Could you tell me what what to do in my code to achieve not compared multiple line chart with allowed different datetimes for different values and lines? Or if you know - recommend some type of amchart which can do this all?
The comparison requires that every date/time has to match or it won't show every point, as you noticed.
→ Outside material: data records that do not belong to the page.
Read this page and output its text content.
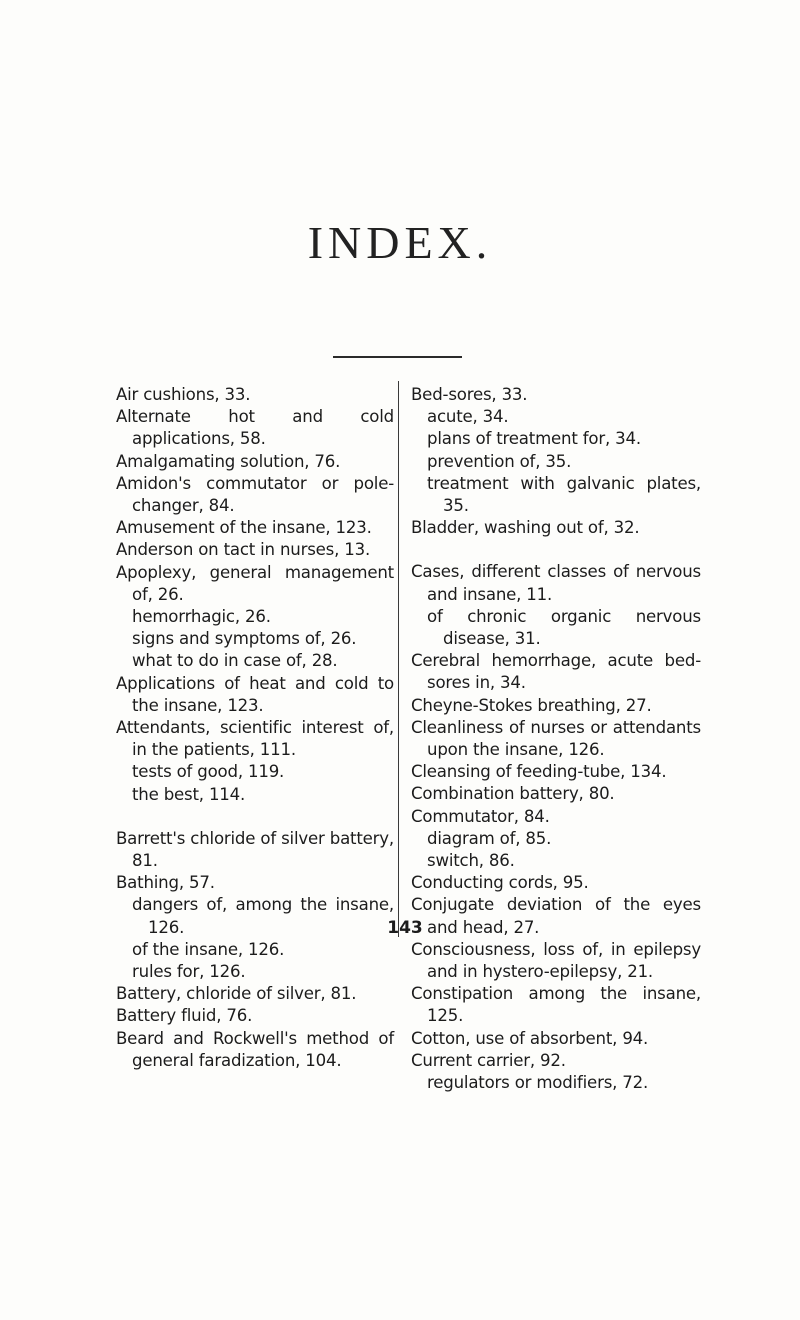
INDEX.
Air cushions, 33.
Alternate hot and cold applications, 58.
Amalgamating solution, 76.
Amidon's commutator or pole-changer, 84.
Amusement of the insane, 123.
Anderson on tact in nurses, 13.
Apoplexy, general management of, 26.
hemorrhagic, 26.
signs and symptoms of, 26.
what to do in case of, 28.
Applications of heat and cold to the insane, 123.
Attendants, scientific interest of, in the patients, 111.
tests of good, 119.
the best, 114.
Barrett's chloride of silver battery, 81.
Bathing, 57.
dangers of, among the insane, 126.
of the insane, 126.
rules for, 126.
Battery, chloride of silver, 81.
Battery fluid, 76.
Beard and Rockwell's method of general faradization, 104.
Bed-sores, 33.
acute, 34.
plans of treatment for, 34.
prevention of, 35.
treatment with galvanic plates, 35.
Bladder, washing out of, 32.
Cases, different classes of nervous and insane, 11.
of chronic organic nervous disease, 31.
Cerebral hemorrhage, acute bed-sores in, 34.
Cheyne-Stokes breathing, 27.
Cleanliness of nurses or attendants upon the insane, 126.
Cleansing of feeding-tube, 134.
Combination battery, 80.
Commutator, 84.
diagram of, 85.
switch, 86.
Conducting cords, 95.
Conjugate deviation of the eyes and head, 27.
Consciousness, loss of, in epilepsy and in hystero-epilepsy, 21.
Constipation among the insane, 125.
Cotton, use of absorbent, 94.
Current carrier, 92.
regulators or modifiers, 72.
143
In the AmCharts knowledge base, there's a demo that implements a mini-plugin that syncs the timestamps in your data prior to initializing the chart:
/**
* amCharts plugin: sync timestamps of the data sets
* ---------------
* Will work only if syncDataTimestamps is set to true in chart config
*/
AmCharts.addInitHandler(function(chart) {
// check if plugin is enabled
if (chart.syncDataTimestamps !== true)
return;
// go thorugh all data sets and collect all the different timestamps
var dates = {};
for (var i = 0; i < chart.dataSets.length; i++) {
var ds = chart.dataSets[i];
for (var x = 0; x < ds.dataProvider.length; x++) {
var date = ds.dataProvider[x][ds.categoryField];
if (dates[date.getTime()] === undefined)
dates[date.getTime()] = {};
dates[date.getTime()][i] = ds.dataProvider[x];
}
}
// iterate through data sets again and fill in the blanks
for (var i = 0; i < chart.dataSets.length; i++) {
var ds = chart.dataSets[i];
var dp = [];
for (var ts in dates) {
if (!dates.hasOwnProperty(ts))
continue;
var row = dates[ts];
if (row[i] === undefined) {
row[i] = {};
var d = new Date();
d.setTime(ts);
row[i][ds.categoryField] = d;
}
dp.push(row[i]);
}
dp.sort(function(a,b){
return new Date(a[ds.categoryField]) - new Date(b[ds.categoryField]);
});
ds.dataProvider = dp;
}
}, ["stock"]);
Just add this before your chart code and set the custom syncDataTimestamps property to true in the top level of your chart config and it will run upon initialization.